My recommendation is if you want to go green, check out the latest tankless water heaters. I installed mine last December and so far this year, my natural gas bill has been reduced 40%. I have a recirc system, with a timer, so I have hot water on demand both in the AM when I take my shower, and in the PM when I wash up before jumping into bed. The entire system cost $1500, but with the 30% tax rebate, along with the savings of $22 per month on my natural gas bill, it's getting cheaper to run than a conventional tanked water heater. It also mounts tightly to the wall, takes much less space, and is 95% energy return.


----------



## mudmixer (Oct 7, 2010)

In the cooler months, the heat is really not lost because it reduces the heating load on a furnace minutely.
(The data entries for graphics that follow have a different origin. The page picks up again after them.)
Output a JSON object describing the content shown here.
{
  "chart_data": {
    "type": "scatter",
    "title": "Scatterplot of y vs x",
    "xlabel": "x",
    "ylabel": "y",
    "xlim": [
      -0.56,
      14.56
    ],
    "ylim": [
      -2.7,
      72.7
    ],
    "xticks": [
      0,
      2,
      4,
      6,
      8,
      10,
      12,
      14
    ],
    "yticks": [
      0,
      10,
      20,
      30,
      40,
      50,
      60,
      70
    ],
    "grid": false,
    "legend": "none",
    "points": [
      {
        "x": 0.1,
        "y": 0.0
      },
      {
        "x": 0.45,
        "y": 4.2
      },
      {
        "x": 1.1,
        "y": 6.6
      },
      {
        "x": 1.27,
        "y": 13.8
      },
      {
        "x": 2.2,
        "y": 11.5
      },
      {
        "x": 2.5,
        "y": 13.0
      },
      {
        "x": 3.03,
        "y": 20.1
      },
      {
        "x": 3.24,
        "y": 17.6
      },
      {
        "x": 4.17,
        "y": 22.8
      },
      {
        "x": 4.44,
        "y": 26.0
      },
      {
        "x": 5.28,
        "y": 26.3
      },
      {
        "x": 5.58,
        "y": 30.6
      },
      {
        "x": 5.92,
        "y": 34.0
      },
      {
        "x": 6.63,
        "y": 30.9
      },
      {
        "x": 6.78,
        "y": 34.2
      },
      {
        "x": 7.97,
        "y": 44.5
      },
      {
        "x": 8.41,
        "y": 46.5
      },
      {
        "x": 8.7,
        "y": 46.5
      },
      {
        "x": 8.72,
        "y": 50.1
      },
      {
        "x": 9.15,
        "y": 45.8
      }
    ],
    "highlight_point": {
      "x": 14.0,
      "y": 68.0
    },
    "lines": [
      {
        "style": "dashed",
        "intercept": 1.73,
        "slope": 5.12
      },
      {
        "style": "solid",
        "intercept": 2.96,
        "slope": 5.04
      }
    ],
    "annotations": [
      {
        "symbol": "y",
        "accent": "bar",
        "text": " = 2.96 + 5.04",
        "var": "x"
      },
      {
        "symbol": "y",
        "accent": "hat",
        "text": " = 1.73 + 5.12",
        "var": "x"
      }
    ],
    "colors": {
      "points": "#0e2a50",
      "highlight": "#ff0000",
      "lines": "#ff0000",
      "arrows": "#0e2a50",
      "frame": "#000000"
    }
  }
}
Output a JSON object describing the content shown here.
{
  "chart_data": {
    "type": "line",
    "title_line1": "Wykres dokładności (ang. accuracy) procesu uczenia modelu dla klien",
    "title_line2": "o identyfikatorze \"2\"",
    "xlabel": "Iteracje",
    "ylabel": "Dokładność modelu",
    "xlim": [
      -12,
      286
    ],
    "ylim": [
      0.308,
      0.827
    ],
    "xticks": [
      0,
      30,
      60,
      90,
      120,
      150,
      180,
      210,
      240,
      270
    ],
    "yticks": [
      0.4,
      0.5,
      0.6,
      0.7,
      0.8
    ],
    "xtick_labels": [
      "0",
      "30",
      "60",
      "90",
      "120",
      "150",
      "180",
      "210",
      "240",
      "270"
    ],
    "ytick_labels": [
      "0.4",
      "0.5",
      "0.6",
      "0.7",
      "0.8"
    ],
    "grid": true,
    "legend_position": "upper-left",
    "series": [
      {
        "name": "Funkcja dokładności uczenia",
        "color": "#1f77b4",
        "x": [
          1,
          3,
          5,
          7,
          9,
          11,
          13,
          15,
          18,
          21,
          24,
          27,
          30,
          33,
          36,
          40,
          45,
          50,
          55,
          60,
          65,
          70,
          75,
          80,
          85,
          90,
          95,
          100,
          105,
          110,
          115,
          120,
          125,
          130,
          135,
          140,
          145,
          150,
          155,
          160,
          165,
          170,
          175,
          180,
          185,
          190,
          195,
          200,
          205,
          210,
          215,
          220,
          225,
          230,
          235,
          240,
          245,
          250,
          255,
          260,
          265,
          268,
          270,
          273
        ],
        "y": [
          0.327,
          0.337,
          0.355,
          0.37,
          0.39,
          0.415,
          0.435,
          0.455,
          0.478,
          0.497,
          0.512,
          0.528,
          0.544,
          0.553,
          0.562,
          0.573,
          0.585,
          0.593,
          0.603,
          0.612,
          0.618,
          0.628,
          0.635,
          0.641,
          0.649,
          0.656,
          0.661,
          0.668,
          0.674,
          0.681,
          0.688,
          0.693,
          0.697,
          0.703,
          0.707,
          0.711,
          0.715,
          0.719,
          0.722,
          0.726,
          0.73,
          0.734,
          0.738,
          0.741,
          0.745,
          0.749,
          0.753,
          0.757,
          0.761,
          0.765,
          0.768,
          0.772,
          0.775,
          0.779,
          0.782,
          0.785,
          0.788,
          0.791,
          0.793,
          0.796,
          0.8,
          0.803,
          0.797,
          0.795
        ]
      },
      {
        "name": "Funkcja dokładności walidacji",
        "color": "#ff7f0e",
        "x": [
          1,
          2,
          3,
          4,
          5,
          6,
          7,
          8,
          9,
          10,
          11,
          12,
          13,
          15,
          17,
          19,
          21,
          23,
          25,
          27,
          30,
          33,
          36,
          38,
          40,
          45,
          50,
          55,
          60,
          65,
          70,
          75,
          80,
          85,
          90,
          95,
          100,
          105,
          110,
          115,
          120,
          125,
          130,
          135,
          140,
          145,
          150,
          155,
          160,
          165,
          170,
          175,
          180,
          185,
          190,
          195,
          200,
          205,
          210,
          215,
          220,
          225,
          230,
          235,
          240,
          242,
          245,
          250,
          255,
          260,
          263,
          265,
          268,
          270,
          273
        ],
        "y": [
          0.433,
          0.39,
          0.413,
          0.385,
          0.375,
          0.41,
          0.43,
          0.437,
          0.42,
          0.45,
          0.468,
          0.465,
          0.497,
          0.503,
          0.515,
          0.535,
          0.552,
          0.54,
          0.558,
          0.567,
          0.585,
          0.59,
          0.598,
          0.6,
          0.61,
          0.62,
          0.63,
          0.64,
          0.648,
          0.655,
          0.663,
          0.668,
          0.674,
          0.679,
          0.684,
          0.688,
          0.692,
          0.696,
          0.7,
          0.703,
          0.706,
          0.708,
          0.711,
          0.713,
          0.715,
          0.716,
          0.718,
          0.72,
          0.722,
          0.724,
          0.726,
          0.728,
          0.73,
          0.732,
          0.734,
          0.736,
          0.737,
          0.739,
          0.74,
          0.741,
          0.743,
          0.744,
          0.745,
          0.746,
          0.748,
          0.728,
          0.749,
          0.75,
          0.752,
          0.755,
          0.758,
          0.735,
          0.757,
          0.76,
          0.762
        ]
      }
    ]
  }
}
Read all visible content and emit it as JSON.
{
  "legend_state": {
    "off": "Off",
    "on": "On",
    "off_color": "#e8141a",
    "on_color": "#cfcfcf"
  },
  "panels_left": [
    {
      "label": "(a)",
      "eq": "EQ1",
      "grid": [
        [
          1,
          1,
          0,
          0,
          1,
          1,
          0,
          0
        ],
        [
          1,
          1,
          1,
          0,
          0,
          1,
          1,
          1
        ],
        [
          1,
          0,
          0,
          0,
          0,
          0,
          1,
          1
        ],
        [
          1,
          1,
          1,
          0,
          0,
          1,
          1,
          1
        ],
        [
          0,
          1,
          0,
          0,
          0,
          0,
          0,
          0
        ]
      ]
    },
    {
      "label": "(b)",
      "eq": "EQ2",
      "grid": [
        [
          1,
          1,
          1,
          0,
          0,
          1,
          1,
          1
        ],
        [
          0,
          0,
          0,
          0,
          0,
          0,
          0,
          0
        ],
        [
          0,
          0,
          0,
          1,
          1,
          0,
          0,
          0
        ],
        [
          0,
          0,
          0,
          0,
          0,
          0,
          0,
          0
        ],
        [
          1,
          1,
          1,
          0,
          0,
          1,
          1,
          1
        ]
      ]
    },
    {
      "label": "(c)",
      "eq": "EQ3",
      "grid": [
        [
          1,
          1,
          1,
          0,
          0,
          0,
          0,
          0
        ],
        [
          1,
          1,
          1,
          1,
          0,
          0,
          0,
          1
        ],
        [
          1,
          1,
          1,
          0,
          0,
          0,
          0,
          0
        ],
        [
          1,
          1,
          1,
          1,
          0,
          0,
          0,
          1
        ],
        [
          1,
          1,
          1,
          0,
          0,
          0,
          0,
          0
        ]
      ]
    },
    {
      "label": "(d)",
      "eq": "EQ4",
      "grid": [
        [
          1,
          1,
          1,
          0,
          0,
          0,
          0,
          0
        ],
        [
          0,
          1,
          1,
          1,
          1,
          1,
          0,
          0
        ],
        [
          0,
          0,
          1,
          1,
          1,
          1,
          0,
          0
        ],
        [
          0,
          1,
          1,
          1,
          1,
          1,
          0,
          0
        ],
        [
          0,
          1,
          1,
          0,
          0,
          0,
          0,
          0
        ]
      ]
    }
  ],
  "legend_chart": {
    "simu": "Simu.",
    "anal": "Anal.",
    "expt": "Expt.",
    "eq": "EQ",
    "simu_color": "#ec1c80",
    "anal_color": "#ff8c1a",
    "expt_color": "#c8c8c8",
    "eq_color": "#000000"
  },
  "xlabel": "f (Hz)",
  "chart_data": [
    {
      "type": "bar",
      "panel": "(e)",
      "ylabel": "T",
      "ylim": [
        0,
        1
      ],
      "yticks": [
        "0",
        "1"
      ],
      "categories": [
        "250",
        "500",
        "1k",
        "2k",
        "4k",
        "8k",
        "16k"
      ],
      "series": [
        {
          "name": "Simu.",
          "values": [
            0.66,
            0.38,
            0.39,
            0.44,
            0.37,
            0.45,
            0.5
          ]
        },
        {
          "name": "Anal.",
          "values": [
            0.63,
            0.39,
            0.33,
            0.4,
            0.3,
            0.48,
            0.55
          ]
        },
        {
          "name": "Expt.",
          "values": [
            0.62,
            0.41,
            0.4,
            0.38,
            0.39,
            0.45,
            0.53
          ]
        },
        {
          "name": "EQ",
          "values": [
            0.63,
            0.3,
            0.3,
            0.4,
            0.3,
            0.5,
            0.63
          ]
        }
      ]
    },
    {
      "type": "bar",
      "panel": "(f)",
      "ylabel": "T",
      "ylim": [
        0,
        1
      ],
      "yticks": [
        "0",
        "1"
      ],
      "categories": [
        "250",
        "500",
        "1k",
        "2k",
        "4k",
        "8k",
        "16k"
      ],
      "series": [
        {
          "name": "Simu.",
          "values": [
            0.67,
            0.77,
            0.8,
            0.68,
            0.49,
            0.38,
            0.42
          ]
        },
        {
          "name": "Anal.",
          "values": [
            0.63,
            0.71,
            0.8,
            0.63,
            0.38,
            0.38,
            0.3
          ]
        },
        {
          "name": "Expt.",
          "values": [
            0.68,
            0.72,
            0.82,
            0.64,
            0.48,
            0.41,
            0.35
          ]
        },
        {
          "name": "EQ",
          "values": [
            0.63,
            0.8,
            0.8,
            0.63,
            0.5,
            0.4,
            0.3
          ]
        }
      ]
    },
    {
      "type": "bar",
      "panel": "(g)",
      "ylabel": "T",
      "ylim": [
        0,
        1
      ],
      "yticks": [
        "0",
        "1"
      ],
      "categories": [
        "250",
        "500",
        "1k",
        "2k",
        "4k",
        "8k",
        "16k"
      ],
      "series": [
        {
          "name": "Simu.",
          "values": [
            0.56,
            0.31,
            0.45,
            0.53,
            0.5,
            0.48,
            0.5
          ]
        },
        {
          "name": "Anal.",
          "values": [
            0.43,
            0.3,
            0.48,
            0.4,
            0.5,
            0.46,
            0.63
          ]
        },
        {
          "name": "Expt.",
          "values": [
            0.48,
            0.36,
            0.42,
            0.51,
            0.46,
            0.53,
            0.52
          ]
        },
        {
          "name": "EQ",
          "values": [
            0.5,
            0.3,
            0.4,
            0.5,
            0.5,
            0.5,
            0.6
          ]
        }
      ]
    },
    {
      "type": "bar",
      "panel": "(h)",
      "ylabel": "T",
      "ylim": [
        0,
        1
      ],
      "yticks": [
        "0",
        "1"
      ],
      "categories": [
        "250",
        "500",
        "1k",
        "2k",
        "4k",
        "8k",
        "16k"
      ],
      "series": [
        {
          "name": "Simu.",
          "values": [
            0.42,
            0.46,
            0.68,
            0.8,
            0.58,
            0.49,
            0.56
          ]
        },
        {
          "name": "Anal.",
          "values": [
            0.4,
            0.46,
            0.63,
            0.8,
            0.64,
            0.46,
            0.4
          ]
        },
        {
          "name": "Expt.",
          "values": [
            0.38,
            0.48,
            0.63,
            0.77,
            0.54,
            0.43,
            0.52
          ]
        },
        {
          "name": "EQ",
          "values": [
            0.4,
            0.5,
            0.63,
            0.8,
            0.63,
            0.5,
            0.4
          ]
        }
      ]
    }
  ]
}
Even in a cooling mode, pulling down a shade would do more good that cutting the temperature down on a tank since it may not cool off enough to come on before you turn it back up.

Our gas for hot water (inefficient model) is less than the monthly connection charge and taxes required, so I don't really worry, but if I want to feel really "GREEN", I could turn it down when I go to the store and them think I am accomplishing something even if it is a waste of time.

Dick


----------



## Perry525 (Oct 22, 2010)

jammydoug said:


> Hi
> Our water heater flooded our garage. I am assuming it needs replacing. I shut off the water to the house and the pilot on the water heater, but how do I shut off the water going to the water heater? What is the typical cost to replace a water heater?



First of all find out where the water is coming from, a loose joint perhaps?
There will be a valve under the heater to turn the water off.
Then consider if you can repair it by tightening the joint, or by replacing the part or parts.
Only if it is beyond repair, buy a new one.


----------



## Redwood (Oct 22, 2010)

Perry525 said:


> First of all find out where the water is coming from, a loose joint perhaps?
> There will be a valve under the heater to turn the water off.
> Then consider if you can repair it by tightening the joint, or by replacing the part or parts.
> Only if it is beyond repair, buy a new one.



Perry considering where Jammydoug is from and that he is just here to drop a spam link. I wouldn't worry to much about a water heater as we know it...:rofl:


----------



## ilikeblue (Jan 26, 2012)

I've always heard no, because it wastes energy having to bump itself back up or down to whatever you would have it when you were in the house.


----------



## paul52446m (Jan 26, 2012)

Every one here is talking about the heat loss through the insulation on the heater.
 On your standard water heaters , you have a 3" tube going from the burner up through the 
 water heater to the stack, so the hotter the water the faster the air flow up through this tube. and that heat loss up the stack to the out side is a lot more then the loss through the insulation. So turn it down will slow down this heat loss.  Paul


----------



## carnuck (Feb 2, 2012)

There is a bi-metal coil "flap" that can be fitted inside the "chimney" of the water heater pipe that opens at over 100 degrees then closes around 75 to keep heat in.


----------



## paul52446m (Feb 2, 2012)

carnuck said:


> There is a bi-metal coil "flap" that can be fitted inside the "chimney" of the water heater pipe that opens at over 100 degrees then closes around 75 to keep heat in.



They are called a bi-metal  stack damper. You have to watch where you use them. When the heater comes on it will take a min. for it to open and in that min. you will be dumping burned gas fumes in the area around the heater. I don't know if they still use them or not. Because the carbon monoxide tester we use in homes today are very sensitive, so it could set them off.   Paul


----------